17% of person having heart  disease will also have stroke whereas 4% of the person that doesnot have heart disease will have stroke.

# **2. Distribution of each categorical attribute w.r.t. continuous attribute having hue =stroke**

In [None]:
sns.catplot(x="heart_disease", y="bmi",hue='stroke' ,kind="box", data=data)
sns.catplot(x="heart_disease", y="age",hue='stroke' ,kind="box", data=data)
sns.catplot(x="heart_disease", y="avg_glucose_level",hue='stroke' ,kind="box", data=data)

In [None]:
plt.figure(figsize=(10,12))
plt.subplot(3,1,1)
sns.violinplot(x = 'hypertension', y="bmi",hue='stroke', data = data)
plt.subplot(3,1,2)
sns.violinplot(x = 'hypertension', y = 'age',hue='stroke', data = data)
plt.subplot(3,1,3)
sns.violinplot(x = 'hypertension', y = 'avg_glucose_level',hue='stroke', data = data)
plt.show()

In [None]:
sns.catplot(x="smoking_status", y="bmi",hue='stroke' ,aspect=1.7,kind="swarm" ,data=data)
sns.catplot(x="smoking_status", y="age",hue='stroke' ,aspect=1.7,kind="swarm" ,data=data)
sns.catplot(x="smoking_status", y="avg_glucose_level",hue='stroke' ,aspect=1.7,kind="swarm" ,data=data)

In [None]:
sns.catplot(x="ever_married", y="bmi", hue='stroke',jitter=False, data=data)
sns.catplot(x="ever_married", y="age", hue='stroke',jitter=False, data=data)
sns.catplot(x="ever_married", y="avg_glucose_level", hue='stroke',jitter=False, data=data)

In [None]:
sns.catplot(x="Residence_type", y="bmi", hue='stroke',data=data)
sns.catplot(x="Residence_type", y="age", hue='stroke', data=data)
sns.catplot(x="Residence_type", y="avg_glucose_level", hue='stroke', data=data)

In [None]:
sns.catplot(x="work_type", y="bmi", hue='stroke', kind="boxen",data=data)
sns.catplot(x="work_type", y="age", hue='stroke', kind="boxen",data=data)
sns.catplot(x="work_type", y="avg_glucose_level", hue='stroke', kind="boxen",data=data)

# 3. Distribution of each continuous attribute w.r.t. continuous attribue having hue =stroke

In [None]:
plt.figure(figsize=(10,12))
plt.subplot(3,1,1)
sns.scatterplot(data=data, x="age", y="bmi", hue='stroke')
plt.subplot(3,1,2)
sns.scatterplot(data=data, x="age", y="avg_glucose_level", hue='stroke')
plt.subplot(3,1,3)
sns.scatterplot(data=data, x="bmi", y="avg_glucose_level", hue='stroke')

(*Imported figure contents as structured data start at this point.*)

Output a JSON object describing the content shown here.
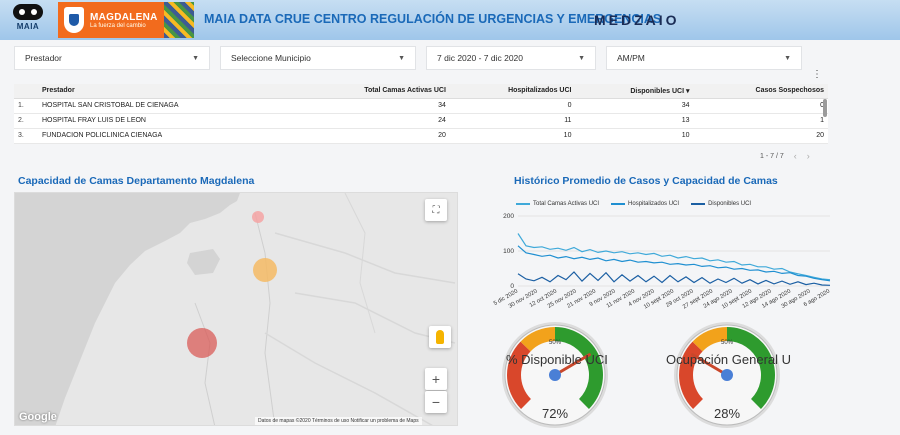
{
  "header": {
    "maia_logo_text": "MAIA",
    "magdalena_logo_name": "MAGDALENA",
    "magdalena_logo_tagline": "La fuerza del cambio",
    "title": "MAIA DATA CRUE CENTRO REGULACIÓN DE URGENCIAS Y EMERGENCIAS",
    "brand": "MEDZAIO"
  },
  "filters": [
    {
      "label": "Prestador"
    },
    {
      "label": "Seleccione Municipio"
    },
    {
      "label": "7 dic 2020 - 7 dic 2020"
    },
    {
      "label": "AM/PM"
    }
  ],
  "table": {
    "columns": [
      "Prestador",
      "Total Camas Activas UCI",
      "Hospitalizados UCI",
      "Disponibles UCI ▾",
      "Casos Sospechosos"
    ],
    "rows": [
      {
        "idx": "1.",
        "prestador": "HOSPITAL SAN CRISTOBAL DE CIENAGA",
        "total": "34",
        "hosp": "0",
        "disp": "34",
        "casos": "0"
      },
      {
        "idx": "2.",
        "prestador": "HOSPITAL FRAY LUIS DE LEON",
        "total": "24",
        "hosp": "11",
        "disp": "13",
        "casos": "1"
      },
      {
        "idx": "3.",
        "prestador": "FUNDACION POLICLINICA CIENAGA",
        "total": "20",
        "hosp": "10",
        "disp": "10",
        "casos": "20"
      }
    ],
    "pagination": "1 - 7 / 7"
  },
  "map_section": {
    "title": "Capacidad de Camas Departamento Magdalena",
    "google_label": "Google",
    "attribution": "Datos de mapas ©2020    Términos de uso    Notificar un problema de Maps",
    "zoom_in": "+",
    "zoom_out": "−",
    "fullscreen_icon": "fullscreen-icon",
    "bubble_colors": {
      "small": "#f4a3a3",
      "medium": "#f6b85c",
      "large": "#d9534f"
    }
  },
  "chart_section": {
    "title": "Histórico Promedio de Casos y Capacidad de Camas"
  },
  "chart_data": [
    {
      "type": "line",
      "title": "Histórico Promedio de Casos y Capacidad de Camas",
      "legend": [
        "Total Camas Activas UCI",
        "Hospitalizados UCI",
        "Disponibles UCI"
      ],
      "legend_position": "top",
      "colors": [
        "#3fa9d9",
        "#1f8fd1",
        "#1b5fa3"
      ],
      "y_ticks": [
        "200",
        "100",
        "0"
      ],
      "ylim": [
        0,
        200
      ],
      "x_ticks": [
        "5 dic 2020",
        "30 nov 2020",
        "12 oct 2020",
        "25 nov 2020",
        "21 nov 2020",
        "9 nov 2020",
        "11 nov 2020",
        "4 nov 2020",
        "10 sept 2020",
        "29 oct 2020",
        "27 sept 2020",
        "24 ago 2020",
        "10 sept 2020",
        "12 ago 2020",
        "14 ago 2020",
        "30 ago 2020",
        "6 ago 2020"
      ],
      "series": [
        {
          "name": "Total Camas Activas UCI",
          "values": [
            150,
            115,
            110,
            112,
            105,
            108,
            102,
            110,
            98,
            104,
            96,
            100,
            95,
            98,
            92,
            95,
            90,
            93,
            85,
            88,
            80,
            84,
            78,
            80,
            72,
            75,
            68,
            70,
            60,
            62,
            55,
            55,
            48,
            50,
            40,
            35,
            30,
            25,
            20,
            18
          ]
        },
        {
          "name": "Hospitalizados UCI",
          "values": [
            115,
            95,
            90,
            85,
            88,
            80,
            84,
            78,
            82,
            76,
            80,
            72,
            76,
            70,
            74,
            68,
            70,
            66,
            68,
            62,
            64,
            60,
            62,
            56,
            58,
            52,
            54,
            48,
            50,
            45,
            46,
            40,
            42,
            36,
            38,
            30,
            28,
            22,
            18,
            15
          ]
        },
        {
          "name": "Disponibles UCI",
          "values": [
            35,
            20,
            15,
            25,
            12,
            30,
            18,
            40,
            14,
            36,
            16,
            38,
            12,
            32,
            14,
            30,
            12,
            28,
            10,
            30,
            12,
            26,
            10,
            24,
            8,
            20,
            10,
            22,
            8,
            18,
            6,
            16,
            6,
            14,
            5,
            12,
            4,
            8,
            3,
            2
          ]
        }
      ]
    },
    {
      "type": "gauge",
      "label": "% Disponible UCI",
      "value": 72,
      "value_label": "72%",
      "mid_tick": "50%",
      "max": 100
    },
    {
      "type": "gauge",
      "label": "Ocupación General U",
      "value": 28,
      "value_label": "28%",
      "mid_tick": "50%",
      "max": 100
    }
  ]
}
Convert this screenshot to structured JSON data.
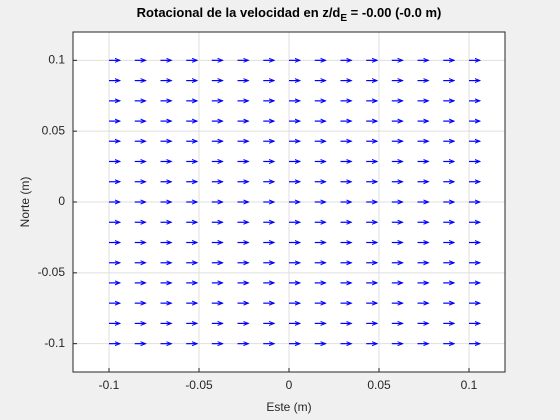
{
  "chart_data": {
    "type": "quiver",
    "title": {
      "main": "Rotacional de la velocidad en z/d",
      "sub": "E",
      "tail": " = -0.00 (-0.0 m)"
    },
    "x_label": "Este (m)",
    "y_label": "Norte (m)",
    "x": [
      -0.1,
      -0.0857,
      -0.0714,
      -0.0571,
      -0.0429,
      -0.0286,
      -0.0143,
      0,
      0.0143,
      0.0286,
      0.0429,
      0.0571,
      0.0714,
      0.0857,
      0.1
    ],
    "y": [
      -0.1,
      -0.0857,
      -0.0714,
      -0.0571,
      -0.0429,
      -0.0286,
      -0.0143,
      0,
      0.0143,
      0.0286,
      0.0429,
      0.0571,
      0.0714,
      0.0857,
      0.1
    ],
    "u": 0.006,
    "v": 0,
    "color": "#0000ff",
    "xlim": [
      -0.12,
      0.12
    ],
    "ylim": [
      -0.12,
      0.12
    ],
    "xticks": [
      -0.1,
      -0.05,
      0,
      0.05,
      0.1
    ],
    "yticks": [
      -0.1,
      -0.05,
      0,
      0.05,
      0.1
    ],
    "grid": true
  }
}
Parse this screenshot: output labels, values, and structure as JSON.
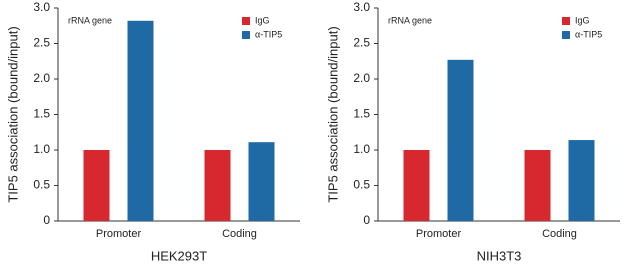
{
  "chart_data": [
    {
      "type": "bar",
      "annotation": "rRNA gene",
      "ylabel": "TIP5 association (bound/input)",
      "xlabel": "HEK293T",
      "categories": [
        "Promoter",
        "Coding"
      ],
      "series": [
        {
          "name": "IgG",
          "color": "#d7282f",
          "values": [
            1.0,
            1.0
          ]
        },
        {
          "name": "α-TIP5",
          "color": "#1f6aa5",
          "values": [
            2.82,
            1.11
          ]
        }
      ],
      "ylim": [
        0,
        3
      ],
      "yticks": [
        0,
        0.5,
        {
          "value": 1,
          "label": "1.0"
        },
        1.5,
        {
          "value": 2,
          "label": "2.0"
        },
        2.5,
        {
          "value": 3,
          "label": "3.0"
        }
      ]
    },
    {
      "type": "bar",
      "annotation": "rRNA gene",
      "ylabel": "TIP5 association (bound/input)",
      "xlabel": "NIH3T3",
      "categories": [
        "Promoter",
        "Coding"
      ],
      "series": [
        {
          "name": "IgG",
          "color": "#d7282f",
          "values": [
            1.0,
            1.0
          ]
        },
        {
          "name": "α-TIP5",
          "color": "#1f6aa5",
          "values": [
            2.27,
            1.14
          ]
        }
      ],
      "ylim": [
        0,
        3
      ],
      "yticks": [
        0,
        0.5,
        {
          "value": 1,
          "label": "1.0"
        },
        1.5,
        {
          "value": 2,
          "label": "2.0"
        },
        2.5,
        {
          "value": 3,
          "label": "3.0"
        }
      ]
    }
  ]
}
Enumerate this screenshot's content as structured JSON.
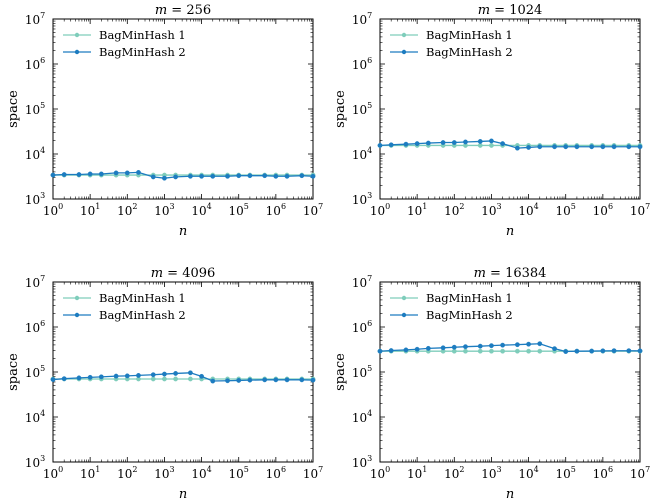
{
  "chart_data": [
    {
      "type": "line",
      "title": "m = 256",
      "title_var": "m",
      "title_value": "256",
      "xlabel": "n",
      "ylabel": "space",
      "xscale": "log",
      "yscale": "log",
      "xlim": [
        1,
        10000000
      ],
      "ylim": [
        1000,
        10000000
      ],
      "xticks": [
        1,
        10,
        100,
        1000,
        10000,
        100000,
        1000000,
        10000000
      ],
      "yticks": [
        1000,
        10000,
        100000,
        1000000,
        10000000
      ],
      "legend_position": "top-left",
      "x": [
        1,
        2,
        5,
        10,
        20,
        50,
        100,
        200,
        500,
        1000,
        2000,
        5000,
        10000,
        20000,
        50000,
        100000,
        200000,
        500000,
        1000000,
        2000000,
        5000000,
        10000000
      ],
      "series": [
        {
          "name": "BagMinHash 1",
          "color": "#7fcdbb",
          "values": [
            3400,
            3400,
            3400,
            3400,
            3400,
            3400,
            3400,
            3400,
            3400,
            3400,
            3400,
            3400,
            3400,
            3400,
            3400,
            3400,
            3400,
            3400,
            3400,
            3400,
            3400,
            3400
          ]
        },
        {
          "name": "BagMinHash 2",
          "color": "#1d7cc0",
          "values": [
            3400,
            3500,
            3500,
            3600,
            3600,
            3800,
            3800,
            3900,
            3100,
            2900,
            3100,
            3200,
            3200,
            3200,
            3200,
            3300,
            3300,
            3300,
            3200,
            3200,
            3300,
            3200
          ]
        }
      ]
    },
    {
      "type": "line",
      "title": "m = 1024",
      "title_var": "m",
      "title_value": "1024",
      "xlabel": "n",
      "ylabel": "space",
      "xscale": "log",
      "yscale": "log",
      "xlim": [
        1,
        10000000
      ],
      "ylim": [
        1000,
        10000000
      ],
      "xticks": [
        1,
        10,
        100,
        1000,
        10000,
        100000,
        1000000,
        10000000
      ],
      "yticks": [
        1000,
        10000,
        100000,
        1000000,
        10000000
      ],
      "legend_position": "top-left",
      "x": [
        1,
        2,
        5,
        10,
        20,
        50,
        100,
        200,
        500,
        1000,
        2000,
        5000,
        10000,
        20000,
        50000,
        100000,
        200000,
        500000,
        1000000,
        2000000,
        5000000,
        10000000
      ],
      "series": [
        {
          "name": "BagMinHash 1",
          "color": "#7fcdbb",
          "values": [
            15500,
            15500,
            15500,
            15500,
            15500,
            15500,
            15500,
            15500,
            15500,
            15500,
            15500,
            15500,
            15500,
            15500,
            15500,
            15500,
            15500,
            15500,
            15500,
            15500,
            15500,
            15500
          ]
        },
        {
          "name": "BagMinHash 2",
          "color": "#1d7cc0",
          "values": [
            15500,
            16000,
            16500,
            17000,
            17500,
            18000,
            18000,
            18500,
            19000,
            19500,
            17000,
            13500,
            14000,
            14500,
            14500,
            14500,
            14500,
            14500,
            14500,
            14500,
            14500,
            14500
          ]
        }
      ]
    },
    {
      "type": "line",
      "title": "m = 4096",
      "title_var": "m",
      "title_value": "4096",
      "xlabel": "n",
      "ylabel": "space",
      "xscale": "log",
      "yscale": "log",
      "xlim": [
        1,
        10000000
      ],
      "ylim": [
        1000,
        10000000
      ],
      "xticks": [
        1,
        10,
        100,
        1000,
        10000,
        100000,
        1000000,
        10000000
      ],
      "yticks": [
        1000,
        10000,
        100000,
        1000000,
        10000000
      ],
      "legend_position": "top-left",
      "x": [
        1,
        2,
        5,
        10,
        20,
        50,
        100,
        200,
        500,
        1000,
        2000,
        5000,
        10000,
        20000,
        50000,
        100000,
        200000,
        500000,
        1000000,
        2000000,
        5000000,
        10000000
      ],
      "series": [
        {
          "name": "BagMinHash 1",
          "color": "#7fcdbb",
          "values": [
            70000,
            70000,
            70000,
            70000,
            70000,
            70000,
            70000,
            70000,
            70000,
            70000,
            70000,
            70000,
            70000,
            70000,
            70000,
            70000,
            70000,
            70000,
            70000,
            70000,
            70000,
            70000
          ]
        },
        {
          "name": "BagMinHash 2",
          "color": "#1d7cc0",
          "values": [
            68000,
            71000,
            74000,
            76000,
            78000,
            81000,
            82000,
            84000,
            87000,
            90000,
            93000,
            96000,
            80000,
            63000,
            64000,
            65000,
            66000,
            67000,
            67000,
            67000,
            67000,
            66000
          ]
        }
      ]
    },
    {
      "type": "line",
      "title": "m = 16384",
      "title_var": "m",
      "title_value": "16384",
      "xlabel": "n",
      "ylabel": "space",
      "xscale": "log",
      "yscale": "log",
      "xlim": [
        1,
        10000000
      ],
      "ylim": [
        1000,
        10000000
      ],
      "xticks": [
        1,
        10,
        100,
        1000,
        10000,
        100000,
        1000000,
        10000000
      ],
      "yticks": [
        1000,
        10000,
        100000,
        1000000,
        10000000
      ],
      "legend_position": "top-left",
      "x": [
        1,
        2,
        5,
        10,
        20,
        50,
        100,
        200,
        500,
        1000,
        2000,
        5000,
        10000,
        20000,
        50000,
        100000,
        200000,
        500000,
        1000000,
        2000000,
        5000000,
        10000000
      ],
      "series": [
        {
          "name": "BagMinHash 1",
          "color": "#7fcdbb",
          "values": [
            290000,
            290000,
            290000,
            290000,
            290000,
            290000,
            290000,
            290000,
            290000,
            290000,
            290000,
            290000,
            290000,
            290000,
            290000,
            290000,
            290000,
            290000,
            290000,
            290000,
            290000,
            290000
          ]
        },
        {
          "name": "BagMinHash 2",
          "color": "#1d7cc0",
          "values": [
            290000,
            300000,
            310000,
            320000,
            335000,
            345000,
            355000,
            365000,
            375000,
            385000,
            395000,
            405000,
            415000,
            425000,
            330000,
            285000,
            290000,
            292000,
            295000,
            297000,
            297000,
            295000
          ]
        }
      ]
    }
  ]
}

# **4. Correlation among the attributes**

In [None]:
plt.figure(figsize=(15,8))
sns.heatmap(data.corr(),cmap="Blues");

In [None]:
data.corr()

From the above matrix and table, we can see that age is more correlated to stroke, after that heart disease and avg glucose label.

# **Data Preprocesssing**

In [None]:
data.head(5)

As the data contains categorial feature so I will convert it into numerical value by doing encoding.

In [None]:
encode = LabelEncoder()
data = data.apply(encode.fit_transform)
data.head()

In [None]:
data.info()

As bmi feature contains NAN value so I will replace it with the mean of bmi featrue.

In [None]:
data['bmi'].fillna((data['bmi'].mean()), inplace=True)
data.info()

Let us drop the id as well as store stroke in another list

In [None]:
data = data.drop('id', axis=1)
y=data['stroke']
data = data.drop('stroke', axis=1)
data.head()

As the classes are imbalanced so I will first split the data into train and test then I will balance the classes by first doing oversampling and then by downsampling.

In [None]:
X_train, X_test, y_train, y_test = train_test_split(data, y, test_size=0.2, random_state=42)
sm = SMOTE(random_state=42)
X_res, y_res = sm.fit_resample(X_train, y_train)
plt.figure(figsize=(12,6))
plt.subplot(1,2,1)
y_train.value_counts().plot(kind='bar')
plt.title("Original distribution of training data")
plt.subplot(1,2,2)
y_res.value_counts().plot(kind='bar')
plt.title("Distribution of training data after balancing the classes")

Now our data is ready to give to any machine learning algorithm.